There is no checklist, no empirical process
no necessary weather forecast or
emotional state of being.

It's not a particularly sunny day, now
the rain has settled into stagnant pools among
the dead leaves, and the sun hides behind dull
clouds like the word you can sense but never find
when you need it.

My feet are cold, and my house nearly emptied.
My mother must have turned on the Christmas tree
before she left, and the dogs sleep beneath it like presents;
however, Christmas is still to come.

Today is no one's birthday, nor the anniversary of
a sweet gesture, so far as I can remember.
It's almost lunchtime, and no one has died,
or proposed, or graduated.

But most of our problems stem from being too
inwardly focused, I think, so just because I can't find
any socks, or see sunlight shatter in beams through clouds,
or make note of this day as when I found true love

doesn't mean that it hasn't been a tear-soaked,
laughter-filled and unforgettable day for someone else on
the other side of this earth. So I put my glasses on
and decided today was as good as any day for a poem.

11.03.2009

Distractive Listening

Walking around my college campus, for what will be my last year, I've noticed a few things that might have slipped my notice in years passed. For example, I've always been aware of how students and others walking around the city walk with their headphones or earbuds on, listening to music as they walk from place to place. However, I've not stopped to think about this new tendency until today.

I passed a friend of mine today, who was listening to her music, smiling distantly, and even bobbing her head a bit to the music. I waved and called her name, but she couldn't hear me. I laughed it off as we always do, but I couldn't shake the sense that this picture of extreme individualism was more than just a society-wide affinity for good tunes.

Why is it that we are so apt to slide on the headphones and turn on the iPod as we walk crowded streets? Why do we want to cover up the sounds our surroundings with music? Just walking back to my apartment after passing my friend, I was so much more aware of the sounds of my city: people talking, tourists, the sound of cars and footsteps and hoof-beats from carriage tours. Maybe I wouldn't have noticed the wind whistling through the changing leaves and my hair.

Even when jogging or working out, the first thing we do is put in headphones, to watch the TV perched on the  edge of the treadmill or to listen to our favorite playlists as we run a capricious path between buildings and patches of grass. Why is that? Do we not want to hear our own labored breaths or the sounds of our own feet pounding against the ground? Would we rather focus on the beat of the music than the beat of our hearts? Why the distraction?

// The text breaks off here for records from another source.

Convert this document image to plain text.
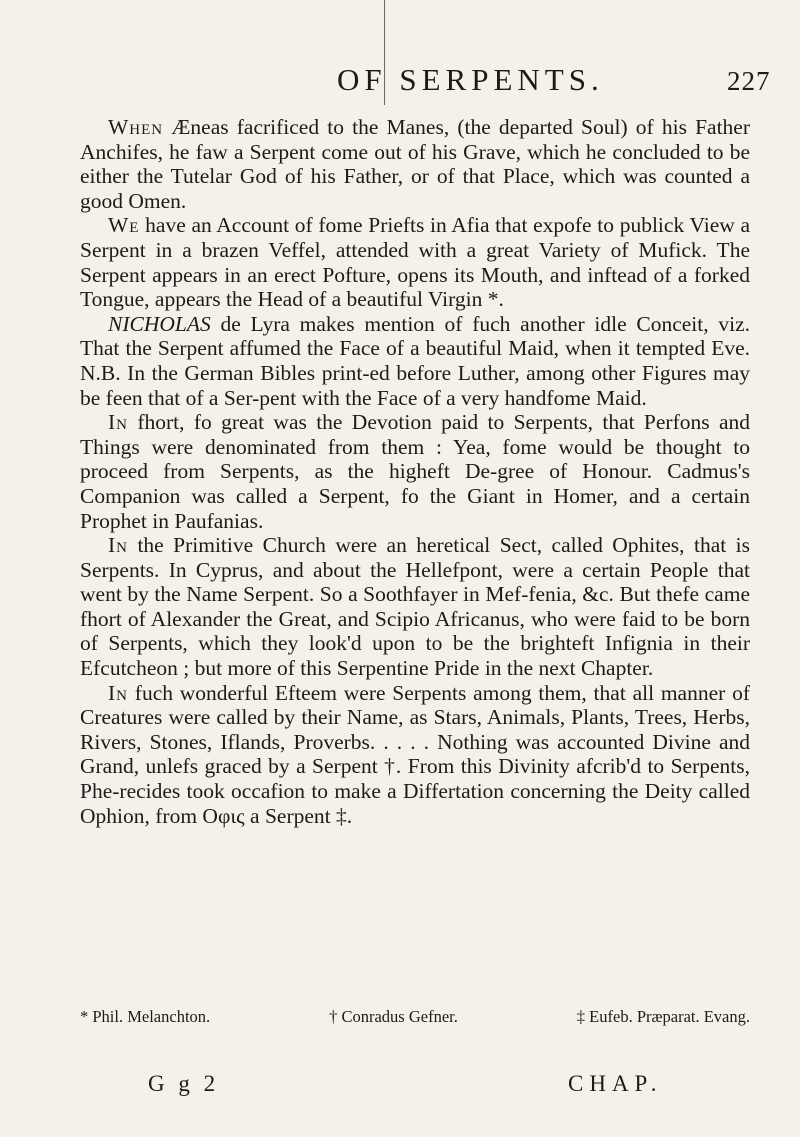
OF SERPENTS.	227

When Æneas facrificed to the Manes, (the departed Soul) of his Father Anchifes, he faw a Serpent come out of his Grave, which he concluded to be either the Tutelar God of his Father, or of that Place, which was counted a good Omen.

We have an Account of fome Priefts in Afia that expofe to publick View a Serpent in a brazen Veffel, attended with a great Variety of Mufick. The Serpent appears in an erect Pofture, opens its Mouth, and inftead of a forked Tongue, appears the Head of a beautiful Virgin *.

NICHOLAS de Lyra makes mention of fuch another idle Conceit, viz. That the Serpent affumed the Face of a beautiful Maid, when it tempted Eve. N.B. In the German Bibles print-ed before Luther, among other Figures may be feen that of a Ser-pent with the Face of a very handfome Maid.

In fhort, fo great was the Devotion paid to Serpents, that Perfons and Things were denominated from them : Yea, fome would be thought to proceed from Serpents, as the higheft De-gree of Honour. Cadmus's Companion was called a Serpent, fo the Giant in Homer, and a certain Prophet in Paufanias.

In the Primitive Church were an heretical Sect, called Ophites, that is Serpents. In Cyprus, and about the Hellefpont, were a certain People that went by the Name Serpent. So a Soothfayer in Mef-fenia, &c. But thefe came fhort of Alexander the Great, and Scipio Africanus, who were faid to be born of Serpents, which they look'd upon to be the brighteft Infignia in their Efcutcheon ; but more of this Serpentine Pride in the next Chapter.

In fuch wonderful Efteem were Serpents among them, that all manner of Creatures were called by their Name, as Stars, Animals, Plants, Trees, Herbs, Rivers, Stones, Iflands, Proverbs. . . . . Nothing was accounted Divine and Grand, unlefs graced by a Serpent †. From this Divinity afcrib'd to Serpents, Phe-recides took occafion to make a Differtation concerning the Deity called Ophion, from Οφις a Serpent ‡.

* Phil. Melanchton.	† Conradus Gefner.	‡ Eufeb. Præparat. Evang.
G g 2	CHAP.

Perhaps, instead, it is a ploy to keep our privacy. When you walk or jog down the street with buds in your ears, you are less likely to hear someone call your name, or call for help. If you're waiting at the corner for the light to change, a stranger is not going to strike up a casual conversation with you once they see the headphones. The tiny white buds are a great wall.

I wonder if this isn't some grand metaphor playing out before our eyes; so many people among us are walking through life with buds in their ears, listening only to what they want to hear--not hearing heir own labored breaths and racing heart and pounding footsteps as they jog, a reminder of their fragile grasp on life, of impending mortality. Maybe none of us want to hear ourselves running because we'd have to then acknowledge from what we are fleeing. So many people around us, waiting on the light to change, have in the ear buds, not wanting you to start a conversation with them outside of their convenience, not hearing the Voice calling their name.

Or maybe we are the ones with the headphones on. Maybe we don't want to acknowledge our surroundings, hear the cries for help, or even hear the sounds of city and nature. "In the world, and not of it," we might say to ourselves as we jog, taking Words out of context as we are so apt to do and running, running from the faces and stories and waving arms, not waving but drowning. And it's all too easy to say we didn't hear, but the truth of it all is we fail to listen.